Actualmente, hay una fuerte incidencia de las patologías psiquiátricas, representando un 13% del total de las enfermedades y 450 millones de personas afectadas. La etiología de las patologías psiquiátricas es desconocida. Aún así, evidencias científicas sugieren un mal desarrollo del sistema nervioso (NS). El diagnóstico es poco preciso, y los manuales internacionales (ICD-10 y DSM-IV) identifican las patologías de acuerdo a un listado de síntomas, pero sin ninguna causa biológica subyacente de la patología. El objetivo de la tesis es la identificación de biomarcadores potenciales –relacionados con el desarrollo del SN- en sangre periférica de pacientes diagnosticados con diferentes patologías mentales, como son los trastornos del espectro autista (TEA), esquizofrenia y desordenes bipolares.

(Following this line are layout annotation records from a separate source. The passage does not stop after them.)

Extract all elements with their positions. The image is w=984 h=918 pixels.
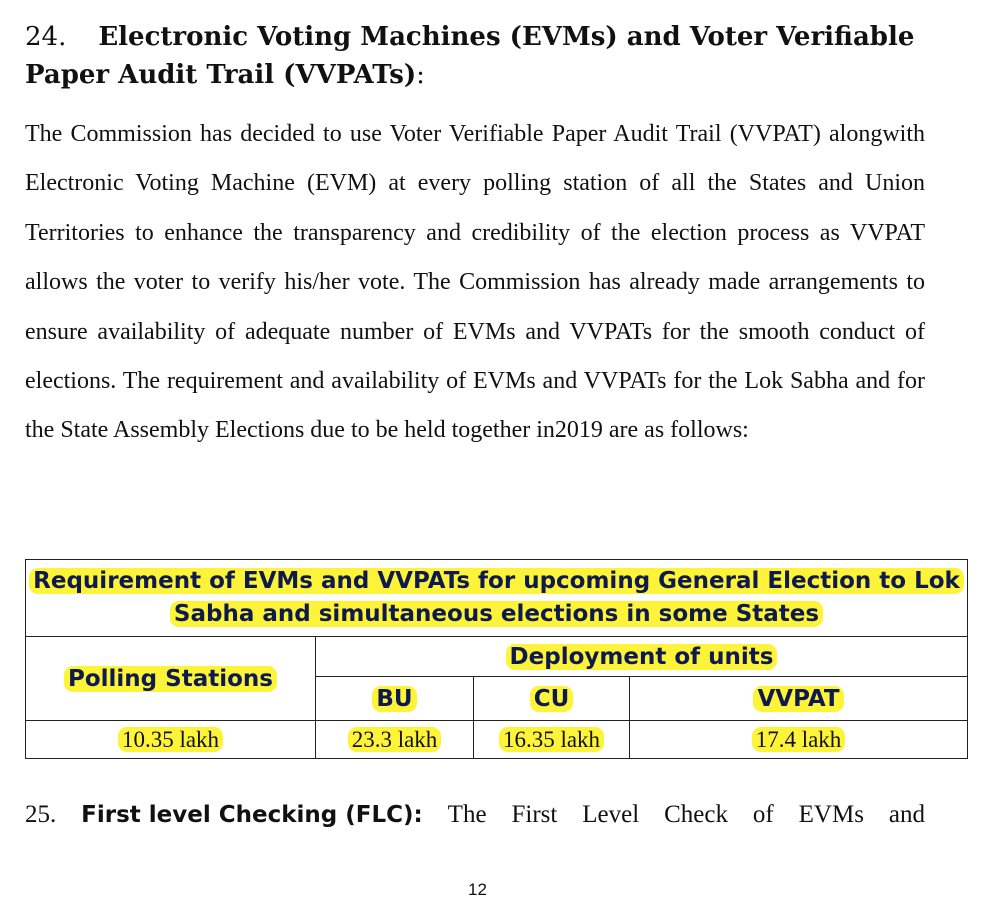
- section-25-line: [25, 796, 925, 834]
- section-25-word: and: [888, 801, 925, 828]
- section-25-word: The: [447, 801, 487, 828]
- section-25-word: Check: [664, 801, 728, 828]
- document-page: [25, 0, 960, 918]
- bu-header: BU: [372, 686, 416, 712]
- deployment-header-cell: [316, 637, 968, 677]
- cu-value-cell: [474, 721, 630, 759]
- section-24-number: 24.: [25, 22, 67, 52]
- table-caption: Requirement of EVMs and VVPATs for upcoming General Election to Lok Sabha and simultaneous elections in some States: [29, 568, 964, 627]
- polling-stations-value-cell: [26, 721, 316, 759]
- polling-stations-header-cell: [26, 637, 316, 721]
- section-25-word: EVMs: [798, 801, 864, 828]
- section-25-word: First: [511, 801, 558, 828]
- vvpat-header-cell: [630, 677, 968, 721]
- vvpat-value-cell: [630, 721, 968, 759]
- evm-requirement-table: [25, 559, 968, 759]
- vvpat-value: 17.4 lakh: [752, 727, 846, 752]
- section-24-colon: :: [416, 60, 425, 90]
- section-25-word: of: [752, 801, 774, 828]
- deployment-header: Deployment of units: [506, 644, 778, 670]
- cu-value: 16.35 lakh: [499, 727, 604, 752]
- section-25-word: Level: [582, 801, 640, 828]
- bu-header-cell: [316, 677, 474, 721]
- page-number: 12: [468, 880, 487, 899]
- section-24-title: Electronic Voting Machines (EVMs) and Voter Verifiable Paper Audit Trail (VVPATs): [25, 22, 915, 90]
- section-25-title: First level Checking (FLC):: [81, 802, 423, 828]
- table-caption-cell: [26, 560, 968, 637]
- bu-value-cell: [316, 721, 474, 759]
- table-row: [26, 721, 968, 759]
- section-25-number: 25.: [25, 801, 57, 828]
- cu-header-cell: [474, 677, 630, 721]
- section-24-body: The Commission has decided to use Voter Verifiable Paper Audit Trail (VVPAT) alongwith Electronic Voting Machine (EVM) at every polling station of all the States and Union Territories to enhance the transparency and credibility of the election process as VVPAT allows the voter to verify his/her vote. The Commission has already made arrangements to ensure availability of adequate number of EVMs and VVPATs for the smooth conduct of elections. The requirement and availability of EVMs and VVPATs for the Lok Sabha and for the State Assembly Elections due to be held together in2019 are as follows:: [25, 121, 925, 444]
- section-24-heading: [25, 18, 925, 94]
- cu-header: CU: [530, 686, 574, 712]
- vvpat-header: VVPAT: [753, 686, 843, 712]
- polling-stations-header: Polling Stations: [64, 666, 277, 692]
- bu-value: 23.3 lakh: [348, 727, 442, 752]
- polling-stations-value: 10.35 lakh: [118, 727, 223, 752]
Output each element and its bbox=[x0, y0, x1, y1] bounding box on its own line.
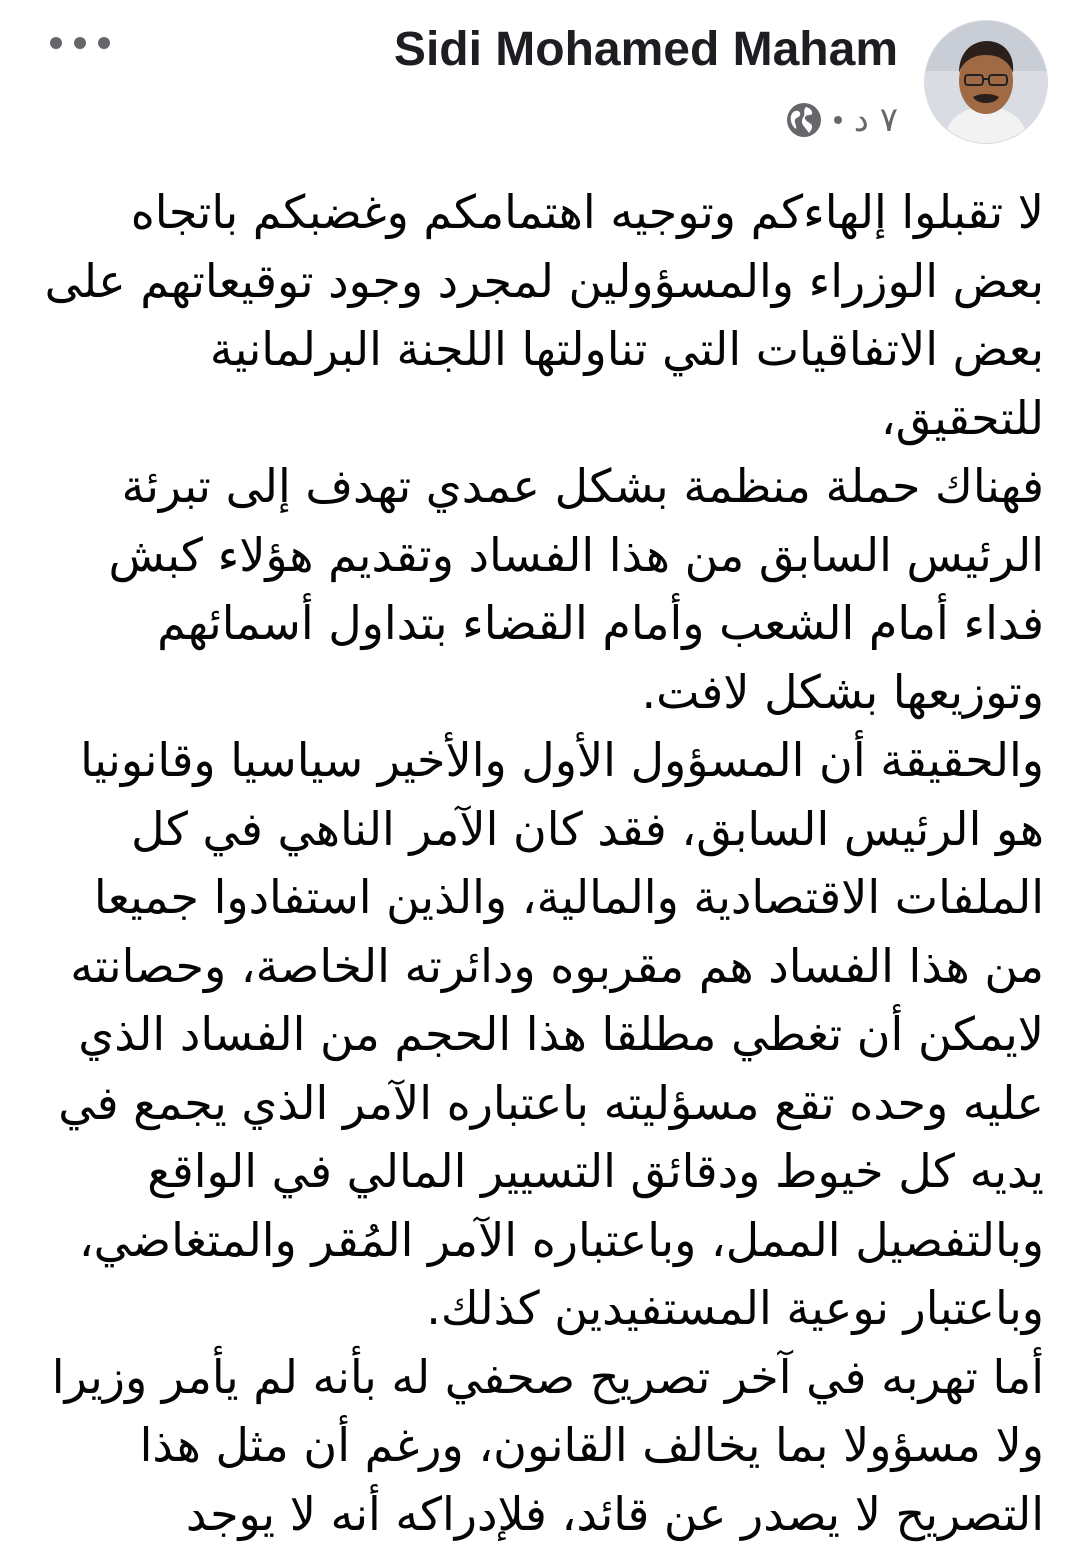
separator-dot bbox=[834, 116, 842, 124]
more-options-icon-dot bbox=[98, 37, 110, 49]
avatar-image bbox=[925, 21, 1047, 143]
post-header bbox=[0, 0, 1080, 160]
more-options-icon bbox=[50, 37, 62, 49]
author-name[interactable]: Sidi Mohamed Maham bbox=[393, 23, 898, 76]
post-timestamp[interactable]: ٧ د bbox=[853, 100, 898, 140]
more-options-button[interactable] bbox=[50, 26, 110, 60]
globe-icon bbox=[786, 102, 822, 138]
post-meta bbox=[786, 96, 898, 144]
avatar[interactable] bbox=[924, 20, 1048, 144]
post-text: لا تقبلوا إلهاءكم وتوجيه اهتمامكم وغضبكم باتجاه بعض الوزراء والمسؤولين لمجرد وجود توقيعاتهم على بعض الاتفاقيات التي تناولتها اللجنة البرلمانية للتحقيق، فهناك حملة منظمة بشكل عمدي تهدف إلى تبرئة الرئيس السابق من هذا الفساد وتقديم هؤلاء كبش فداء أمام الشعب وأمام القضاء بتداول أسمائهم وتوزيعها بشكل لافت. والحقيقة أن المسؤول الأول والأخير سياسيا وقانونيا هو الرئيس السابق، فقد كان الآمر الناهي في كل الملفات الاقتصادية والمالية، والذين استفادوا جميعا من هذا الفساد هم مقربوه ودائرته الخاصة، وحصانته لايمكن أن تغطي مطلقا هذا الحجم من الفساد الذي عليه وحده تقع مسؤليته باعتباره الآمر الذي يجمع في يديه كل خيوط ودقائق التسيير المالي في الواقع وبالتفصيل الممل، وباعتباره الآمر المُقر والمتغاضي، وباعتبار نوعية المستفيدين كذلك. أما تهربه في آخر تصريح صحفي له بأنه لم يأمر وزيرا ولا مسؤولا بما يخالف القانون، ورغم أن مثل هذا التصريح لا يصدر عن قائد، فلإدراكه أنه لا يوجد bbox=[44, 185, 1044, 1541]
more-options-icon-dot bbox=[74, 37, 86, 49]
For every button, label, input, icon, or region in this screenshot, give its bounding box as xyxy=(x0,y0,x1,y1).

Se pretende contribuir en la mejora del diagnóstico, el pronóstico i el tratamiento de las personas que las padecen. La tesis se estructura en 4 capítulos: 1) estudio de las neurotrofinas en los trastornos del espectro autista (TEA), en el cual los resultados evidencian la relación de esta familia de moléculas con la patología, 2) estudio de la Latrofilina-3 (LPHN3) en los TEA, donde se ha obtenido una asociación con el nivel cognitivo más bajo de los TEA, 3) estudio del receptor EPH A4 en las patologías de la esquizofrenia y los desordenes bipolares, resultados del cual no muestran asociación y, por último 4) estudio de la Ankirina-3 (ANK3) en la esquizofrenia y los desordenes bipolares, en el cual si que se ha encontrado una relación con los desordenes bipolares, pero no con la esquizofrenia.